The Council held a hearing Tuesday on whether to lower it to the constant yield rate.
Frederick, Md. (KM) – A small number of people testified Tuesday night before the Frederick Council on whether to lower the property tax rate to the constant yield.
A majority spoke in favor, such as Kimberly Herndon of Mount Airy, whose a School System employee. “The county has maintained funding due to the constant rate and this reflects in our School System,”: she said. “Taking care of our teachers and staff is an investment in the future of our children, and their education should be a top priority in Frederick County.”
Also speaking in support was Chris House, who said this additional revenue is needed for a growing county. “As our community grows, greater responsibility will fall on the Sheriff’s Office, Fire and Rescue Services and our Emergency Management Systems to keep our families and our properties safe,” she said. “Young families moving into our county will be looking for quality schools, libraries and recreational services.”
The County’s current property tax rate is $1.06 per $100 of assessed value, and the proposed fiscal year 2023 budget will keep that rate the same. The County Budget Office says Frederick County’s constant yield rate, as determined by the State Department of Assessments and Taxation, is $1.0244 per $100 of assessed value. If this rate was adopted, the county could lose $13.1-million in revenue.

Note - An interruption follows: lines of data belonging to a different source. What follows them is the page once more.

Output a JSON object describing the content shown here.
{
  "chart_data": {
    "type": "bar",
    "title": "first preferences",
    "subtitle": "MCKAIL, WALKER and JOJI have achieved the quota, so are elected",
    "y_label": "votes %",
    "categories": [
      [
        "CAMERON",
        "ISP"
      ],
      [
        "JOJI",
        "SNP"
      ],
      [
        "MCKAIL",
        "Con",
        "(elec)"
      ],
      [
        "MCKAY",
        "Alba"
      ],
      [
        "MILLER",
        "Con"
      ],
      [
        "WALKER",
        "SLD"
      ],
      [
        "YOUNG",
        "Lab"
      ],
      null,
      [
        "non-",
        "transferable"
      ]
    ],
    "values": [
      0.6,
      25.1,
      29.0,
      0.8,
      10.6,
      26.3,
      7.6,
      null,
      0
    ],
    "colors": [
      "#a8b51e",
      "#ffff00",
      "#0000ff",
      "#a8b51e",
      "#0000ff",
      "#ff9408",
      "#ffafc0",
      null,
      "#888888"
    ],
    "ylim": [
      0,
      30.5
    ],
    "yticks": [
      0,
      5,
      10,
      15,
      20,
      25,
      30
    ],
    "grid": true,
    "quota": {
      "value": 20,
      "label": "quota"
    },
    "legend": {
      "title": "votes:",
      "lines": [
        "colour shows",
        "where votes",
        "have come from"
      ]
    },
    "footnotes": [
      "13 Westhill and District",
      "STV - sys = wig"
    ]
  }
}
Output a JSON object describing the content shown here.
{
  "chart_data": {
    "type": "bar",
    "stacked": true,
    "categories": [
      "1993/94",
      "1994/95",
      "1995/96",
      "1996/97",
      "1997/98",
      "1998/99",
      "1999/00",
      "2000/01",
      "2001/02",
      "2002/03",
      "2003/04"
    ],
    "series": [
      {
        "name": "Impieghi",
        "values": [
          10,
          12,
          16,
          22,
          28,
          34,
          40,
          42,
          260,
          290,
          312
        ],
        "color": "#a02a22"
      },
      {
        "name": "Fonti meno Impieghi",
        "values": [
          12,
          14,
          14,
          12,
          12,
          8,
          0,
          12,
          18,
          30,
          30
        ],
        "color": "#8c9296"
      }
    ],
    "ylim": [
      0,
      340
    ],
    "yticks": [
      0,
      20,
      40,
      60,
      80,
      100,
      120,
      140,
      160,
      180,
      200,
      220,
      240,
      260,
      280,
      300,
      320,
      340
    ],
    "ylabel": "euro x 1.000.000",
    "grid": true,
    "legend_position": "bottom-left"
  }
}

During Tuesday’s hearing, Brett Simmons was the only person who spoke in favor of reducing the property tax rate to the constant yield. He noted that the proposed fiscal year 2023 budget is h higher than what was forecast last year. “In other words, the county is proposing an FY ‘2023 budget of $792-million. which only one year ago was projected to be only $741-million budget. Thus the county is expecting $51-million more in FY 2023 then they expected one year ago.”
Even though the county could lose $13.1-million in revenue if it adopted the constant yield rate for Fiscal Year 2023, Simmons says it could make up that loss through the fund balance from fiscal year 2022. “Under this plan, the FY 2023 proposed budget will remain at $792-million. The only change to the county’s budgetary plan will be that the first $13.1-million of FY ’22 fund balance will be appropriated to the FY 2023 budget,” he said.
The Council is expected to vote on the property tax rate for fiscal year 2023 at a later date.
In other action, several proposed amendments to the County’s Adequate Public Facilities Ordinance were formally introduced. Councilmen Steve McKay and Kai Hagen are co-sponsoring the legislation which would strengthen traffic mitigation standards, increase requirements for “limited impact developments,” revise aspects of the Planning Commission’s approval authorities, and change approval time periods and remove and/or revise out of date or unclear language.
A public hearing on these amendments is expected to be held on May 24th.
The County’s Adequate Public Facilities Ordinance times residential growth with the expansion of services such as schools and roads.